Ale to Polonia zagrała w tym meczu jak zespół pragnący utrzymać się w lidze. Z dużym zaangażowaniem, od razu narzucając gościom swoje warunki. - Dawno nie widziałem mojej drużyny, która tak dobrze rozpoczęła spotkanie. Już od pierwszych minut w powietrzu wisiała bramka dla moich podopiecznych - twierdził na pomeczowej konferencji prasowej trener Polonii Wojciech Szymanek.
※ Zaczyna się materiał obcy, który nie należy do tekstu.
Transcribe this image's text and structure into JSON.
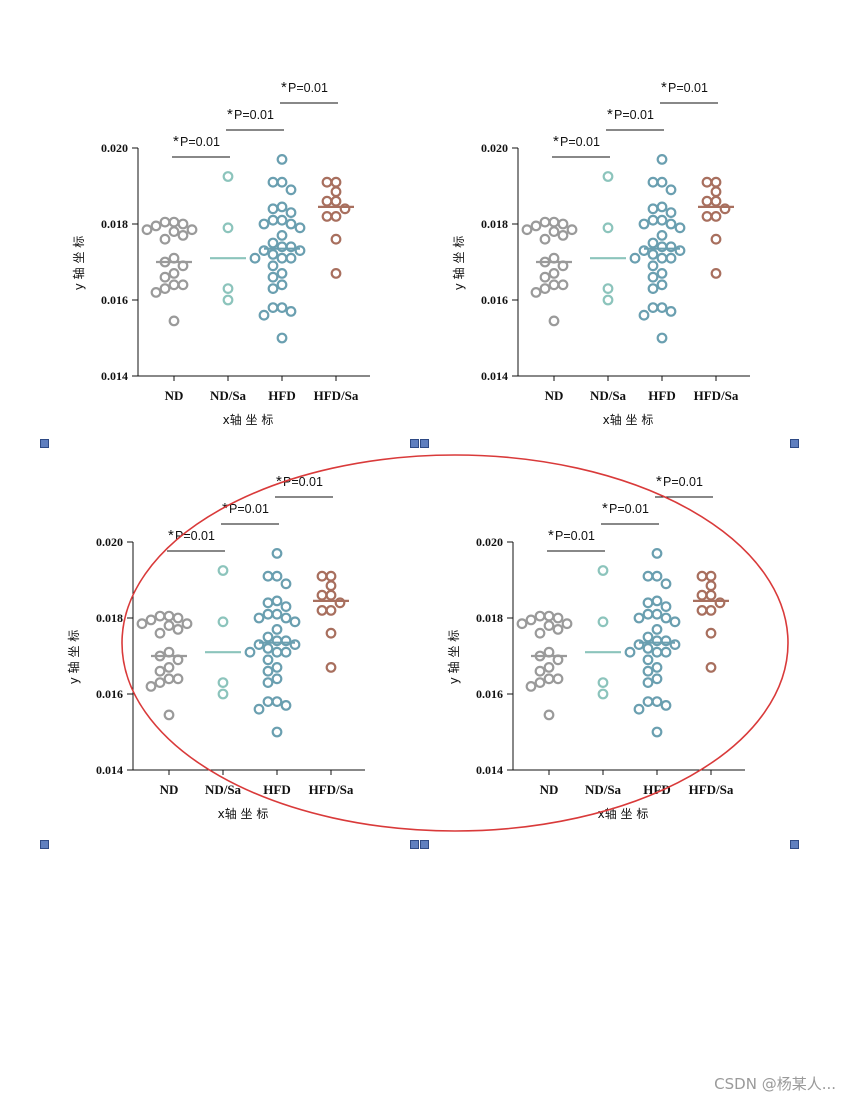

Już w 16. minucie Mariusz Marczak kapitalnym prostopadłym podaniem obsłużył wybiegającego na czystą pozycję Grzegora Wojdygę. Lewy obrońca Polonii zachował się niczym rasowy snajper, minął bramkarza gości Piotra Czaplińskiego i pewnie umieścił piłkę w pustej bramce.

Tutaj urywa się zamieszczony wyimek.